Sam się bardzo zdziwiłem, kiedy
nagle zajrzałem do statystyk tego bloga prowadzonego od ośmiu już chyba lat pod
adresem toyah.pl i zobaczyłem, że całkowita liczba liczba odsłon wyniosła
właśnie 3 987 573, co oznacza, że pewnie w ciągu najblizszych tygodni
będziemy obchodzić okrągłe 4 miliony. Ja oczywiście mam świadomość, że owe cztery
bańki to sukces bardzo umowny, zwłaszcza gdy się weźmie pod uwagę, że choćby
taka córka Donalda Tuska osiąga tyle, jak się zdaje, w ciągu jednego dnia. Z
drugiej strony jednak, jeśli tu z kolei weźmiemy pod uwagę fakt, że jedyne praktycznie miejsce, gdzie można się
dowiedzieć o istnieniu tego adresu, to właśnie tu na blogu i że jego
czytelnicy, w zdecydowanej swojej większości, to nie są klasyczni internauci,
którzy każdą wolną chwilę spędzają na blogach, głównie po to by sobie pogadać,
ale osoby, które jeśli tu, choćby i nałogowo, zaglądają, to na ogół raz
dziennie, aby przeczytać kolejny tekst i wrócić dopiero następnego dnia, to
wspomniane 4 miliony robią pewne wrażenie.
A więc dość dziwny jest ten
blog, choćby przez to, że tu się nie toczy jakakolwiek debata, a liczba
komentarzy z trudem przewyższa liczbę notek. Nie zawsze tak było. Jeszcze kilka
lat temu zdarzały się tu naprawdę długie i poważne dyskusje, które z biegiem
czasu stopniały do niemal zera, w zamian za co jednak – i to jest kolejna
zagadka – wzrosła znacznie liczba odsłon. A więc jest jak jest. Mamy ten blog,
który codziennie czyta jakieś 1000 do 2000 osób – i mam tu na myśli odsłony tak
zwane unikalne, bo nie może być inaczej, skoro ze względu na to, że tu poza
głównym tekstem najczęściej nie ma nic więcej – no i te dziś już niemal 4
miliony odsłon.
Ale jest też coś jeszcze. Otóż napisałem
wcześniej, że komentarzy tu praktycznie nie ma, jednak to jest nie do końca prawda.

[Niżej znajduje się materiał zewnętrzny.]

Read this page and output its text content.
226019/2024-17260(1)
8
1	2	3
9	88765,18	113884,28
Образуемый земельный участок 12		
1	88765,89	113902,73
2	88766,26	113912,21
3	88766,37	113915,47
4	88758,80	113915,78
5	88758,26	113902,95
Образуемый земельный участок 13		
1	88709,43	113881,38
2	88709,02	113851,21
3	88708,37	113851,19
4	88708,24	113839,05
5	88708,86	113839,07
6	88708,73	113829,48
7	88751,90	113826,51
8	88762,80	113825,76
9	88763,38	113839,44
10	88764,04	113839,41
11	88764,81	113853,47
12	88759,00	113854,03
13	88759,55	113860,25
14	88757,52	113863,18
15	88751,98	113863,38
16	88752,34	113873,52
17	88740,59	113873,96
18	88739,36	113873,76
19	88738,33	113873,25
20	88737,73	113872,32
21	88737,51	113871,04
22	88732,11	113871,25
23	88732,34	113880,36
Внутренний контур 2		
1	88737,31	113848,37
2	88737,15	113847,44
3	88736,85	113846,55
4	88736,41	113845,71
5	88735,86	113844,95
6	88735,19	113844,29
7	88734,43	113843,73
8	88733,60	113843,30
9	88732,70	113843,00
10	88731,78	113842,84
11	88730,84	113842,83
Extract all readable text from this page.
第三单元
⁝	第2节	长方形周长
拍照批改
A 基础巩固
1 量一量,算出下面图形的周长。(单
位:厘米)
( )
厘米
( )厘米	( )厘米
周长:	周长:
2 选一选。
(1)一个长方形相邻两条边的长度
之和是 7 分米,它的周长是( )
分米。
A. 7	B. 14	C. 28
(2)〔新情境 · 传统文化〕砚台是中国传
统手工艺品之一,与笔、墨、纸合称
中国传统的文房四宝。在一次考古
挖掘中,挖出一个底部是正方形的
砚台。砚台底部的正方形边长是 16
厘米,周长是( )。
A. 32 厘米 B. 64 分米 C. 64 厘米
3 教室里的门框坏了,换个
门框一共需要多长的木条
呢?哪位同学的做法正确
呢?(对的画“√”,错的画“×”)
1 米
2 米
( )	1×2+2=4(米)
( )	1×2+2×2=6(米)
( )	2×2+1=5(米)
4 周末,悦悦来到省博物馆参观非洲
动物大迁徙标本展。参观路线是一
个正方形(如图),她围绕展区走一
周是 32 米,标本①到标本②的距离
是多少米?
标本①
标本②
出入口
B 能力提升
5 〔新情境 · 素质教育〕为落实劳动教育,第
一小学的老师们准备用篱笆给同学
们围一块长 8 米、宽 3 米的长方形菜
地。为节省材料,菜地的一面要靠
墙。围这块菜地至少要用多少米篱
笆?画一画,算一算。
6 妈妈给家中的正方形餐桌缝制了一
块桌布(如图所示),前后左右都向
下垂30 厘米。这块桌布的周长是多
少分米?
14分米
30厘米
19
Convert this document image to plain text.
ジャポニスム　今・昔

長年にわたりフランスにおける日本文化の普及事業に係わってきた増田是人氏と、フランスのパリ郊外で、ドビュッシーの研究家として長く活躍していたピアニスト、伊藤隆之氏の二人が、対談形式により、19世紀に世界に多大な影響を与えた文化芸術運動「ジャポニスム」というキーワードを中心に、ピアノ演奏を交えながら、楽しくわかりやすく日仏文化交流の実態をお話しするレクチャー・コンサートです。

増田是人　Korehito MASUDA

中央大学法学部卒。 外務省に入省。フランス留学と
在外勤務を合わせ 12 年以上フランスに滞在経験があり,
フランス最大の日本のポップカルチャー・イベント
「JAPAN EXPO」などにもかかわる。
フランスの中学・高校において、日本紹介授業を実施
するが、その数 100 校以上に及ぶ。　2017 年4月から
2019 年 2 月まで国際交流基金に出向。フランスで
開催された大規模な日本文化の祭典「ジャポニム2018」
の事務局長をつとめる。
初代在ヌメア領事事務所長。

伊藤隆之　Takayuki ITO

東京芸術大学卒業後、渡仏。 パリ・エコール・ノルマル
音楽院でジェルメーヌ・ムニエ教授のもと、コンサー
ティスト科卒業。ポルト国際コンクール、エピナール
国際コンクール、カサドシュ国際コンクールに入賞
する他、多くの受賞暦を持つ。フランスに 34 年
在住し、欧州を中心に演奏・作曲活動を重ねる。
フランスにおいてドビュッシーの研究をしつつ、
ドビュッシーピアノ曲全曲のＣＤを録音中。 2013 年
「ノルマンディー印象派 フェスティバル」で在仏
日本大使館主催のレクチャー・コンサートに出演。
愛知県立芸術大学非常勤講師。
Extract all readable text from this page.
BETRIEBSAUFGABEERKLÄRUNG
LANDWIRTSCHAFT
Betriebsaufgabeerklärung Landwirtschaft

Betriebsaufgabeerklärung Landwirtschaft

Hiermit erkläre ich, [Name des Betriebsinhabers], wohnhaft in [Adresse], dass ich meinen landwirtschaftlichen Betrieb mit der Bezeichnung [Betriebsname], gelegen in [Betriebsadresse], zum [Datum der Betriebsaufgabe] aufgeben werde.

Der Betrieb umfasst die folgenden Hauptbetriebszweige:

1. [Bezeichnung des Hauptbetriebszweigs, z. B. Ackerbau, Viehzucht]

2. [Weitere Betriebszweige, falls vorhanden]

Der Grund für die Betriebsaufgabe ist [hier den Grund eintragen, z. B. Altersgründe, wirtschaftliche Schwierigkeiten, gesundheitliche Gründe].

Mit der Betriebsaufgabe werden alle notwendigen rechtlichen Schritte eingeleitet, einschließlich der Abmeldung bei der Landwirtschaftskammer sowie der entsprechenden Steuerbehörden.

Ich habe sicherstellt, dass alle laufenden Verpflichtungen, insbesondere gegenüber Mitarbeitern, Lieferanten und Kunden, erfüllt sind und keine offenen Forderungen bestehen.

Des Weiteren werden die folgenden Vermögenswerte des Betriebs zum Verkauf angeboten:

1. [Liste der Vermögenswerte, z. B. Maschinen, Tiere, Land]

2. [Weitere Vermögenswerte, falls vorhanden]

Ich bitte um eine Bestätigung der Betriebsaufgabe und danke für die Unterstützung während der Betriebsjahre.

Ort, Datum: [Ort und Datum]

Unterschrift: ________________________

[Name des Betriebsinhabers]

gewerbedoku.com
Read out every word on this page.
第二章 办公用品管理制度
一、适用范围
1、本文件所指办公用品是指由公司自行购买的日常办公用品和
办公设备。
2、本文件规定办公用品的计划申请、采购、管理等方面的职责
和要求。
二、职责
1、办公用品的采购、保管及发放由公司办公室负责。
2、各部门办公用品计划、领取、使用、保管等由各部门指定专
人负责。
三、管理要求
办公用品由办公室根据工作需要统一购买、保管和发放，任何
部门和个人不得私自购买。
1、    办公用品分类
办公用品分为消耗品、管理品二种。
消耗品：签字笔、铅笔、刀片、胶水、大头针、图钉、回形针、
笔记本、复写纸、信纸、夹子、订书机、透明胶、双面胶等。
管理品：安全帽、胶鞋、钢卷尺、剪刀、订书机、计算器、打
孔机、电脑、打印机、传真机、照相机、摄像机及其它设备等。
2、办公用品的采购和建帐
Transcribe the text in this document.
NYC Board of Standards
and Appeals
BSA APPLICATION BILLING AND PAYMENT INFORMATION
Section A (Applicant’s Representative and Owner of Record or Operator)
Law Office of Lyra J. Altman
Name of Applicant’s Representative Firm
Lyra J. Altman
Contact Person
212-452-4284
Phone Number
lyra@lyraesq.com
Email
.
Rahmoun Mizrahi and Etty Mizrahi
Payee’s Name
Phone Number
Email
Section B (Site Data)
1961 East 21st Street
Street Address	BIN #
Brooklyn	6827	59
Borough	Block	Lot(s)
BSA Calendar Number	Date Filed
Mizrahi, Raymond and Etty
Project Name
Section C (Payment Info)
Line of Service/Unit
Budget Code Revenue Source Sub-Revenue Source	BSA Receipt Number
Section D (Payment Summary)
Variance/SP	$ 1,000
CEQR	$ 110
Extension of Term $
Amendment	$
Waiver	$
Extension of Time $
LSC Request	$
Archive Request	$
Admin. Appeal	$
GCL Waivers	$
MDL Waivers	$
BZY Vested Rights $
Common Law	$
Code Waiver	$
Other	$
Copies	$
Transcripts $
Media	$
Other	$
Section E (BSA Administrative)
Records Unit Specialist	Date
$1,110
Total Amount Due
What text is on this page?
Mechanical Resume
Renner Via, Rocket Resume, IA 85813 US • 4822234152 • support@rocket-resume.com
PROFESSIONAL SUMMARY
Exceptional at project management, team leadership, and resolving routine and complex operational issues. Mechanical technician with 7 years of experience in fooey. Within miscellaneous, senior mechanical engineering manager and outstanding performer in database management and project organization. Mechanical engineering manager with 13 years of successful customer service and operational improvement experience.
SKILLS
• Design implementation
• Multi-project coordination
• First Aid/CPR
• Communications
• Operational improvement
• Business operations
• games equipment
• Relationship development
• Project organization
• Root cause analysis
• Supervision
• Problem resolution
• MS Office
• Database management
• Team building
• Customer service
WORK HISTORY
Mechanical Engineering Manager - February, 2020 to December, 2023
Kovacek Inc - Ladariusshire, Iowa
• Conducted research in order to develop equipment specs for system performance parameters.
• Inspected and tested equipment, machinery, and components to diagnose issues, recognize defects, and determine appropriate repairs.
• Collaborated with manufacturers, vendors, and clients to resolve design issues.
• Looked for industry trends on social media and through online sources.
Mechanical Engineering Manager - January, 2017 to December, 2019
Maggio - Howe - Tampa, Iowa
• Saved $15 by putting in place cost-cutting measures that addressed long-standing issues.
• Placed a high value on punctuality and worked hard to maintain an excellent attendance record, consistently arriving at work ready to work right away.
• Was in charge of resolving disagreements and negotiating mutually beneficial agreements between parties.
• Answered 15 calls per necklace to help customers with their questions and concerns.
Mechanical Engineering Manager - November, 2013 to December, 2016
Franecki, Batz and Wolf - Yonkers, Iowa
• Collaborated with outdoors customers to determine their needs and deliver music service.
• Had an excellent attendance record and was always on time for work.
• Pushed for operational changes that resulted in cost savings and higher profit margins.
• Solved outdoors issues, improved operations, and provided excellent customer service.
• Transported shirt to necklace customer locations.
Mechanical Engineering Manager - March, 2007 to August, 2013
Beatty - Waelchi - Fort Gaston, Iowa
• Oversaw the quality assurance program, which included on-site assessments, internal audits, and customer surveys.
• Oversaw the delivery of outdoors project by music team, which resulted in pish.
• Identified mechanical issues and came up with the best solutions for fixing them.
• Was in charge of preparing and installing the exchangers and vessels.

Otóż one są, jednak przede wszystkim w formie klasycznego spamu rozsyłanego
przez jakieś automaty, no a obok tego od kilku stałych, wciąż tych samych
hejterów, którzy piszą codziennie wyłącznie po to by mi powiedzieć, że jestem
opasłym durniem. I to jest dla mnie bardzo ciekawy powód, dla którego
postanowiłem dziś napisać ten tekst. Dlaczego mianowicie jest tak, że ci,
którym to co ja piszę najwyraźniej bardzo się podoba, nie pojawiają się tu ze
swoimi uwagami, choćby po to, by mi powiedzieć, jaki jestem zdolny, dowcipny i
mądry, natomiast, owszem, ludzie, którzy mną gardzą i życzą mi wyłącznie
zaawansowanego raka, nie mogą przeżyć dnia, jeśli nie będą tu przychodzić dzień
w dzień i pisać, pisać, pisać, jaki ten blog jest beznadziejny.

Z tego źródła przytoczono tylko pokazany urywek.